The BTU content typically has been pretty strong and then they you have got really strong prices in the North Louisiana area on top of that and – but overall we have been averaging very close to Henry hub, sometimes a slight discount to that number. Ron Mills – Johnson Rice: Great, and then you're hedging, do you still only have the $17 million a day you hedged related to this shell acquisition?

Mark Good

Analyst

Right. And that acquisition runs through the end of 2009. It is about roughly 12% of the production. Ron Mills – Johnson Rice: All right, thank you.

Operator

Operator

Our next question comes from the line of Matt McGeary from Sentinel Asset Management. Please proceed. Matt McGeary – Sentinel Asset Management: Good morning, guys. I will say if the current shareholder I do commend you generating all this nice growth and outlook within your cash flow internal estimates. Most of my questions have been answered, I am just curious Jay maybe sort of conceptually given what has happened to the E&P sector, the stock market anyway. At some point does it make sense to use some of your cash to buy back some of your own stock. You know, even with all the nice certain growth avenues you have in front for you?

Jay Allison

Management

Yes, absolutely I think it does.

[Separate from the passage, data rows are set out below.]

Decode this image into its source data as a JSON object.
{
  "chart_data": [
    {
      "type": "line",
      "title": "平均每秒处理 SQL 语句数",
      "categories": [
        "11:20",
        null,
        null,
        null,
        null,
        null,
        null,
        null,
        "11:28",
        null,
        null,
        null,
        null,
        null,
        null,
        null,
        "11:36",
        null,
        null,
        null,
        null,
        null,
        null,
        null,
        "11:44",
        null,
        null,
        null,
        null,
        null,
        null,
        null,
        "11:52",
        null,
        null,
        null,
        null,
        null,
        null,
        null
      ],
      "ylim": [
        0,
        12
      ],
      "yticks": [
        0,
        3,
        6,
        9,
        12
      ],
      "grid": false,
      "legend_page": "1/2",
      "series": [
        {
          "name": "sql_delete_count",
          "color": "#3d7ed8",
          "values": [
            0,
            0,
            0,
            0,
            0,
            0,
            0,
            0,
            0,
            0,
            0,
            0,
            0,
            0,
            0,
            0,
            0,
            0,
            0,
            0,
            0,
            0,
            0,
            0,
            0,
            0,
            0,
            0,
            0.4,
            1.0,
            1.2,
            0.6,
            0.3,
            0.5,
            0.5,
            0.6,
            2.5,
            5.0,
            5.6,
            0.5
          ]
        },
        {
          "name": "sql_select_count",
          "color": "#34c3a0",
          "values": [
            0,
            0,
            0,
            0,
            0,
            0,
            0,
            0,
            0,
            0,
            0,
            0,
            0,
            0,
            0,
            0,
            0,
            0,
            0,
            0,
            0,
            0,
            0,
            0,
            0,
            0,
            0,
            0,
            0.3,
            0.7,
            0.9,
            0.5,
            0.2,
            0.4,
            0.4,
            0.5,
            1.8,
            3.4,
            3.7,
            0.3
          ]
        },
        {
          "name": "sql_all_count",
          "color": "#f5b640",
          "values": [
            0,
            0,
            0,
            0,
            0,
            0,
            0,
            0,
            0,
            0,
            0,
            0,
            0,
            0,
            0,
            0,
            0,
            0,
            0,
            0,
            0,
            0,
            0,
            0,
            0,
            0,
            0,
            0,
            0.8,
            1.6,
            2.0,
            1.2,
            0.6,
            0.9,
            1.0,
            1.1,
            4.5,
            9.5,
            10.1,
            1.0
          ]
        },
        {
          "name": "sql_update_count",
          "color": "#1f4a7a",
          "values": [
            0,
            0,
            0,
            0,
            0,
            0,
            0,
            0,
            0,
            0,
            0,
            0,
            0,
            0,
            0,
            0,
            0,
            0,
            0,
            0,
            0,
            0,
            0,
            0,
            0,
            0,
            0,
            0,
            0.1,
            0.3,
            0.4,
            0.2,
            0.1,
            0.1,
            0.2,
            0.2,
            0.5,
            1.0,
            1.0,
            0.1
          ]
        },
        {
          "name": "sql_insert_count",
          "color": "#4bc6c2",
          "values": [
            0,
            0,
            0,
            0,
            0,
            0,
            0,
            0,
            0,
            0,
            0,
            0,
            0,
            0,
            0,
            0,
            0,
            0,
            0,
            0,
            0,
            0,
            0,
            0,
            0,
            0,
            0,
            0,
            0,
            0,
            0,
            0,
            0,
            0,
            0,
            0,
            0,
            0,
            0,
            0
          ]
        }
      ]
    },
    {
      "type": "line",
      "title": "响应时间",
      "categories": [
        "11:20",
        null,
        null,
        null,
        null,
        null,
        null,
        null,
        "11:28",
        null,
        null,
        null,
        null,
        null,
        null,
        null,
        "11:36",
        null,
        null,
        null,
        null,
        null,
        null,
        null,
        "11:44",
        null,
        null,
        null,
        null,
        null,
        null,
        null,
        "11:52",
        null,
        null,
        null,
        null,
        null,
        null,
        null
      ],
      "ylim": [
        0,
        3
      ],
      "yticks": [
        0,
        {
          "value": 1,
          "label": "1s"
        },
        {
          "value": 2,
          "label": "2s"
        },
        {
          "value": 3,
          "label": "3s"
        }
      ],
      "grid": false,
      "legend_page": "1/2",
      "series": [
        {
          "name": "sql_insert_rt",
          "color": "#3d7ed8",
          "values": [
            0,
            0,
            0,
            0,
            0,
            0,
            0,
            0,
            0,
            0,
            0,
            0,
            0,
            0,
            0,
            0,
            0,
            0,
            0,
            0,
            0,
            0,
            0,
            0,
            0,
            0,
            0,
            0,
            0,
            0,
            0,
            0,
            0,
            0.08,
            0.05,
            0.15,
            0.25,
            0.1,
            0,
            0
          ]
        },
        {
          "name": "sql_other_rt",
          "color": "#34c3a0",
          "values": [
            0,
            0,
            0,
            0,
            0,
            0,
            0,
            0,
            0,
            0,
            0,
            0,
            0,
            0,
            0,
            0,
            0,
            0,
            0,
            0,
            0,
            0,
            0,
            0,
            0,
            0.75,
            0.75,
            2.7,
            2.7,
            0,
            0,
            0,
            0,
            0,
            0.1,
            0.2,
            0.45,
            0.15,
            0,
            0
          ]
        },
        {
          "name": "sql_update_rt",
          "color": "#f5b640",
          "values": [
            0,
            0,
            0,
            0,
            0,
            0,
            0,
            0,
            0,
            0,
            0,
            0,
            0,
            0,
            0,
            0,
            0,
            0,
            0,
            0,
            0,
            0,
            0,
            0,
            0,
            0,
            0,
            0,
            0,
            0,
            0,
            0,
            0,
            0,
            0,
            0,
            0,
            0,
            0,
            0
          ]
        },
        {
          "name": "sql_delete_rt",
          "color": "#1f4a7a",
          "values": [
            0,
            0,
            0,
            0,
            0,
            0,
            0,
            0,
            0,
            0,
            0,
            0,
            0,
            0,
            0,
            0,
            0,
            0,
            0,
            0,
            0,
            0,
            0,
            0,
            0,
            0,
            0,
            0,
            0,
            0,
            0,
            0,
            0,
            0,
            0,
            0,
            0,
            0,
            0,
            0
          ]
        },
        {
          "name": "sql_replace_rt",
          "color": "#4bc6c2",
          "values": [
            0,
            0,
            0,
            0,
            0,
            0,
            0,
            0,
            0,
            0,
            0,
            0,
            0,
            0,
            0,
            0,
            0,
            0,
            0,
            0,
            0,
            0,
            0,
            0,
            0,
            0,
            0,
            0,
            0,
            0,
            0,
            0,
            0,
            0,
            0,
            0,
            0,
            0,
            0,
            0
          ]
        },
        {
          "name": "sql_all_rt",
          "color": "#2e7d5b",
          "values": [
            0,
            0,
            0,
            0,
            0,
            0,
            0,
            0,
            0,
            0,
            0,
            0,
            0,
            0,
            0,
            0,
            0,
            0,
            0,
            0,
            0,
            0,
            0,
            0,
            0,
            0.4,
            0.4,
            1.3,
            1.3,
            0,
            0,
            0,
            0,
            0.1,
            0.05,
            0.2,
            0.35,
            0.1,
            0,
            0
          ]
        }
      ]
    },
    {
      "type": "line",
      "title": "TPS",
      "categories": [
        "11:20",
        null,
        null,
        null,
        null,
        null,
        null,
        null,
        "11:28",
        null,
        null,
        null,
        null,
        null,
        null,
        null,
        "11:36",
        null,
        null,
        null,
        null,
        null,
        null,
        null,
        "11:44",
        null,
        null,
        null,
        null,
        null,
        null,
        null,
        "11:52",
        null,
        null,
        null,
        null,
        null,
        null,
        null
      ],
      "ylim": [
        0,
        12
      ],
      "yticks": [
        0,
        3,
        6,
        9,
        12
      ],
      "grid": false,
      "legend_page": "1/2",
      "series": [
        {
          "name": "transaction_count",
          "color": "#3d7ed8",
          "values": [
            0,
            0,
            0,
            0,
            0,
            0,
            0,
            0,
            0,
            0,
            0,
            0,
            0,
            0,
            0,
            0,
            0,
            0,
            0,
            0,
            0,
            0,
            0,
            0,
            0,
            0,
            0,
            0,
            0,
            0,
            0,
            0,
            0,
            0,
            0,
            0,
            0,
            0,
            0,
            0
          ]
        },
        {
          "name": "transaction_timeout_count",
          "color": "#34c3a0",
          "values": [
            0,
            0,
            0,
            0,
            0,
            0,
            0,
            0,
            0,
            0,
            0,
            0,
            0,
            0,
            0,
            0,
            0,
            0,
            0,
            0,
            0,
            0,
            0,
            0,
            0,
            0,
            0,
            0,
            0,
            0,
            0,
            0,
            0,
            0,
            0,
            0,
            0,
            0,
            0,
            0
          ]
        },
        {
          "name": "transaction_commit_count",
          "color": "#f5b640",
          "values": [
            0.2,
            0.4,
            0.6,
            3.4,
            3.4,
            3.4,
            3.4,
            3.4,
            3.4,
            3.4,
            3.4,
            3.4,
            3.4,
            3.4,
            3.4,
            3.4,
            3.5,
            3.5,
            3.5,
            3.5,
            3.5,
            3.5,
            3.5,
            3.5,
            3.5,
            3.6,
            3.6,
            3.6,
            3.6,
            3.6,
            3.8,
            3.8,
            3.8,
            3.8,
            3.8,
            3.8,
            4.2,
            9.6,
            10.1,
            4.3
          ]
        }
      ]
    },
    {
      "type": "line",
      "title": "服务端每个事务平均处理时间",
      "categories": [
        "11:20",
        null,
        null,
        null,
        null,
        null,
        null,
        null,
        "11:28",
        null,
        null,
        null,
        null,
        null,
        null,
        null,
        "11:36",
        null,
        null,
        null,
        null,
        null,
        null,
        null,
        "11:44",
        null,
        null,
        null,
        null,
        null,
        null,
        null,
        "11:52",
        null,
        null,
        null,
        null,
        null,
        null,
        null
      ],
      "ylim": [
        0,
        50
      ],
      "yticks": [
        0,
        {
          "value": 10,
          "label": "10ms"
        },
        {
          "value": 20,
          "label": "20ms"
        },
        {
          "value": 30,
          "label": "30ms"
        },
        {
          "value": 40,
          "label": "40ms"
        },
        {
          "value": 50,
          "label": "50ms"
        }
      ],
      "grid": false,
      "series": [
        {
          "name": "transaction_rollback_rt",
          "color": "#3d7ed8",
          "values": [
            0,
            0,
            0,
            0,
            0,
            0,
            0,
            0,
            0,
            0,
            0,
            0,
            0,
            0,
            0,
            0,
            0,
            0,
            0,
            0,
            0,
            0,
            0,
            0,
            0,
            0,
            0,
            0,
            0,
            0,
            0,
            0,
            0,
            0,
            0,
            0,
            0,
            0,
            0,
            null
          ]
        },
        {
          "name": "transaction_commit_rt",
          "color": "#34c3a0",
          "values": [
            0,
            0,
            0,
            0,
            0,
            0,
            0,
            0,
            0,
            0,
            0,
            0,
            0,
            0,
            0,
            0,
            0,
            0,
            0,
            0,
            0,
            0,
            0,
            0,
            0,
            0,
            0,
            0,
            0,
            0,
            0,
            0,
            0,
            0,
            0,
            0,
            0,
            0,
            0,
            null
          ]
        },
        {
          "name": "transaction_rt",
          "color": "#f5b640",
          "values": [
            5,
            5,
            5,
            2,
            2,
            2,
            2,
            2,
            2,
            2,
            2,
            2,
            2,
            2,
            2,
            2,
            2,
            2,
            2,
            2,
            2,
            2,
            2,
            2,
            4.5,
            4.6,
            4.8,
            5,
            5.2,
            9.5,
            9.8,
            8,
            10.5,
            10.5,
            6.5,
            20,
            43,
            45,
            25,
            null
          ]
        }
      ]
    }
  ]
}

If you look at the company just [ph] as you get through this one-hour conference call, I know the sector hasn't been trading well for maybe a month, but we did report an exceptional quarter, it is the highest quarterly profit in our corporate history $83 million. As Roland had said early we didn't have a mark-to-market issue or derivative issue. We didn't have to explain some kind of mythical loss, remember we had $83 million in profits and for a company our size that is pretty phenomenal. Then going back to your statements, in other words, did we feel comfortable in purchasing stock? Well, let us look at the underlying foundation of the company, East Texas/North Louisiana we've increased our budget maybe $130 or $135 million this year, a lot of that is in East Texas/North Louisiana probably as Roland said 80%, 90% of it and then you say well what about the quality of our wells. We drilled 52, we’ve hit 52, and the IP rates have almost doubled. We were at $2.6 million a day this year. Last year for the year we averaged $1.4 million. So, we are very comfortable with our exposure in East Texas/North Louisiana. We have added another 15,000 net acres and we didn't press releases to tout it. We kind of went under the radar to do it and we kept our discipline. At the same time, we didn't issue equity to everybody to pay for it, because we don't have to. Quite frankly, before we even sold Bois d'Arc and I hope that occurs on the 28th, we were able to create our own internal cash flow because we haven't been hedged and we did these net profits and we reduced our cap, our debt…

Jay Allison

Management

Latisha, is that it? It is an hour or so.

Operator

Operator

At this time, we are running out of time. I will like to turn the call back over to Jay Allison.

Jay Allison

Management

All right again, I want to thank all of you for especially hanging on to the call to the very end. I know that this sector is not trading very well; there is nothing we could do about that. We did plan on delivering good results and if we don’t it won’t be because we didn’t try. So, thank you again for all the questions. They were good questions and for the support that we have had and continue to receive from each one of you. Thank you.

Operator

Operator

Thanks for your participation in today’s conference. This concludes the presentation, you may now disconnect.